Non è la spallata al diritto del lavoro che sognava la parte più aggressiva del padronato. Ma non è neppure una modernizzazione innovativa delle relazioni sociali, delineata da un sindacato riformista come la Cfdt.

LE 5 «ORDINANZE» sulla riforma del codice de lavoro, rivelate ieri dal governo francese, si riassumono in una serie di misure (36 le più importanti) che riguardano questioni enormi per il mondo del lavoro, trattate in circa 200 pagine di testo, destinate a introdurre in Francia una forte dose di contrattazione nelle relazioni tra parti sociali. Una riforma «alla tedesca» in un paese che ha invece una tradizione di lotte, che fa temere un eccessivo potere in mano al padronato soprattutto nella piccola e media impresa, mentre per i 18 milioni di lavoratori del settore privato (a cui si applica il Codice del lavoro) ci sono rischi di un accresciuto precariato e di subire maggiore flessibilità. La ministra del Lavoro, Muriel Pénicaud, parla di «scommessa» a favore del «dialogo» e della «fiducia», per dare alle imprese «più flessibilità per adattarsi». Per Macron è un momento-chiave, dopo il crollo nei sondaggi e il clima di disillusione che sta dilagando a cento giorni dall’elezione.

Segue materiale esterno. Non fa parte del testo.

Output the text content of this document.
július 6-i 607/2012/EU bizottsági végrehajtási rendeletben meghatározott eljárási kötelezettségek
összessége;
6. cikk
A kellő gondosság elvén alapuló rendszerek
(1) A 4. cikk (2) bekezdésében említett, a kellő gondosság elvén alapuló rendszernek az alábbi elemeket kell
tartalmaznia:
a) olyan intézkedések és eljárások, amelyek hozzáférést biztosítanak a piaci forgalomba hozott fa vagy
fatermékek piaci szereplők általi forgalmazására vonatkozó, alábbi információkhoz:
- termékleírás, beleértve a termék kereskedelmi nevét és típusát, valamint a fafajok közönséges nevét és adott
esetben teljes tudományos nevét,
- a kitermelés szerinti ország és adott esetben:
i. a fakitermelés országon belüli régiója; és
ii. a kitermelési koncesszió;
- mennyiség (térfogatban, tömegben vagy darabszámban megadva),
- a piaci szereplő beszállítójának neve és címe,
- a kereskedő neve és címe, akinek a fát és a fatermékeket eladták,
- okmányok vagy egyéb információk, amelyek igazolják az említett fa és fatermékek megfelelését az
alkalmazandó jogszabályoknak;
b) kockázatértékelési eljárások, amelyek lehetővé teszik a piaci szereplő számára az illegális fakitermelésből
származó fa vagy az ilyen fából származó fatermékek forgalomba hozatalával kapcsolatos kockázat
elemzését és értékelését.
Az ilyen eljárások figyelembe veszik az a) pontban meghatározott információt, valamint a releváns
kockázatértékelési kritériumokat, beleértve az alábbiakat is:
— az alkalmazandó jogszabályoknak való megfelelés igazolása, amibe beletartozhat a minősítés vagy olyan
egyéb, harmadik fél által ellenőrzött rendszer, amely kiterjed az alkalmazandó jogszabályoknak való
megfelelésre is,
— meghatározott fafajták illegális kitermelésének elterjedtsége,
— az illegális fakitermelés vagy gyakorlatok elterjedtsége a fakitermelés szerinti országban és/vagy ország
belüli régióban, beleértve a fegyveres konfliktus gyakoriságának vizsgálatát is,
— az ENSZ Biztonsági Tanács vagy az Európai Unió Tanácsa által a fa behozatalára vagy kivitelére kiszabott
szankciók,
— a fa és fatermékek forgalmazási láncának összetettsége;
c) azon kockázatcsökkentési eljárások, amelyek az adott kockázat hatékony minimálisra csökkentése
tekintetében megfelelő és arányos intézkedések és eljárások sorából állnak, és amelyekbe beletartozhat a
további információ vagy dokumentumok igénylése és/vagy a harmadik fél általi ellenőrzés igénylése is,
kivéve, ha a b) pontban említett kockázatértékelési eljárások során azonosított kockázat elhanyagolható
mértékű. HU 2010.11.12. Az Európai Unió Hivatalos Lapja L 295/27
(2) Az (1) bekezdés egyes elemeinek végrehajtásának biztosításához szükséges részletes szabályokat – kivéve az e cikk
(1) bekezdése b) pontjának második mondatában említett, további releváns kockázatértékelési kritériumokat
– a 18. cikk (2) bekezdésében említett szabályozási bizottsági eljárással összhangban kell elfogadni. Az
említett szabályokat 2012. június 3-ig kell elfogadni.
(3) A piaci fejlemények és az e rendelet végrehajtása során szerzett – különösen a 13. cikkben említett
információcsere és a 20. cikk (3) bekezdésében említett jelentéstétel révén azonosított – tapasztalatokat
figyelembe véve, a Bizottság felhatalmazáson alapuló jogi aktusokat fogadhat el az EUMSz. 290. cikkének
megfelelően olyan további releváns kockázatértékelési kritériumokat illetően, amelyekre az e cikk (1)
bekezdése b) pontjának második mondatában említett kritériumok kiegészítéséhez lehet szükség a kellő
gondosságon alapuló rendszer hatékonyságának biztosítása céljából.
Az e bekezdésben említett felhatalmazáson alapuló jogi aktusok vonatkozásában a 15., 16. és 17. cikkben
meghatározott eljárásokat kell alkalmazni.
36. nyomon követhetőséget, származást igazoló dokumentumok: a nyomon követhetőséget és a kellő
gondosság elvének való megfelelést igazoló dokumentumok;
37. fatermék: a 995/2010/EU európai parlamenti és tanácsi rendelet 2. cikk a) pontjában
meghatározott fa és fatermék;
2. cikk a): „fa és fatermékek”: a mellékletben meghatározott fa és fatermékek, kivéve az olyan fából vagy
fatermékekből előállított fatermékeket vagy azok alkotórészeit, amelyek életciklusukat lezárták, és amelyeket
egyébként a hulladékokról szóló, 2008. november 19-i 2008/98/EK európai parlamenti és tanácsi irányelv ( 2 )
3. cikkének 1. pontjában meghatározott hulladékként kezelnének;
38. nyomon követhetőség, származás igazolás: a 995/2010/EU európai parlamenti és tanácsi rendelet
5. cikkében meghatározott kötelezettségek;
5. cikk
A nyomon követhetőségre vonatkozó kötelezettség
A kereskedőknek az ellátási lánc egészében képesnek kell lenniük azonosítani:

Il testo definitivo sarà approvato in Consiglio dei ministri il 22 settembre prossimo, per poi passare in parlamento con l’iter accelerato, senza intoppi vista la maggioranza di cui gode Macron. Il presidente ha previsto che la riforma impiegherà «tra i 18 e i 24 mesi» per dare frutti. Il metodo adottato – segreto dei contenuti della riforma fino a ieri, una cinquantina di incontri con le parti sociali durante l’estate – ha ottenuto il risultato voluto dal governo e da Macron: i sindacati sono ormai profondamente divisi (almeno per quello che riguarda i dirigenti, per la base è un altro discorso). La Cgt ha confermato la manifestazione di protesta per il 12 settembre. «Tutti i timori della Cgt sono confermati, ormai tutto è possibile, è la fine del contratto di lavoro» con una «Loi Travail XXL». Ma alla manifestazione del 12 non ci sarà Force ouvrière, che aveva partecipato alla dozzina di cortei contro la Loi Travail della presidenza Hollande: il segretario Jean-Claude Mailly ha parlato ieri di «punti che vanno nella buona direzione e altri da rivedere» e ha rivendicato le modifiche a vantaggio dei lavoratori ottenute nella fase di concertazione (è questa la principale differenza di metodo con la legge El Khomri, imposta dal governo mentre non era stata annunciata dal programma elettorale di Hollande). La Cfdt, che già non aveva partecipato alle manifestazioni contro la legge El Khomri, si è detta «delusa», ma per il momento non intende scendere in piazza, perché ritiene di essere riuscita a limitare i danni. Per il segretario, Laurent Berger, «il governo ha perso il treno per la modernizzazione delle relazioni sociali».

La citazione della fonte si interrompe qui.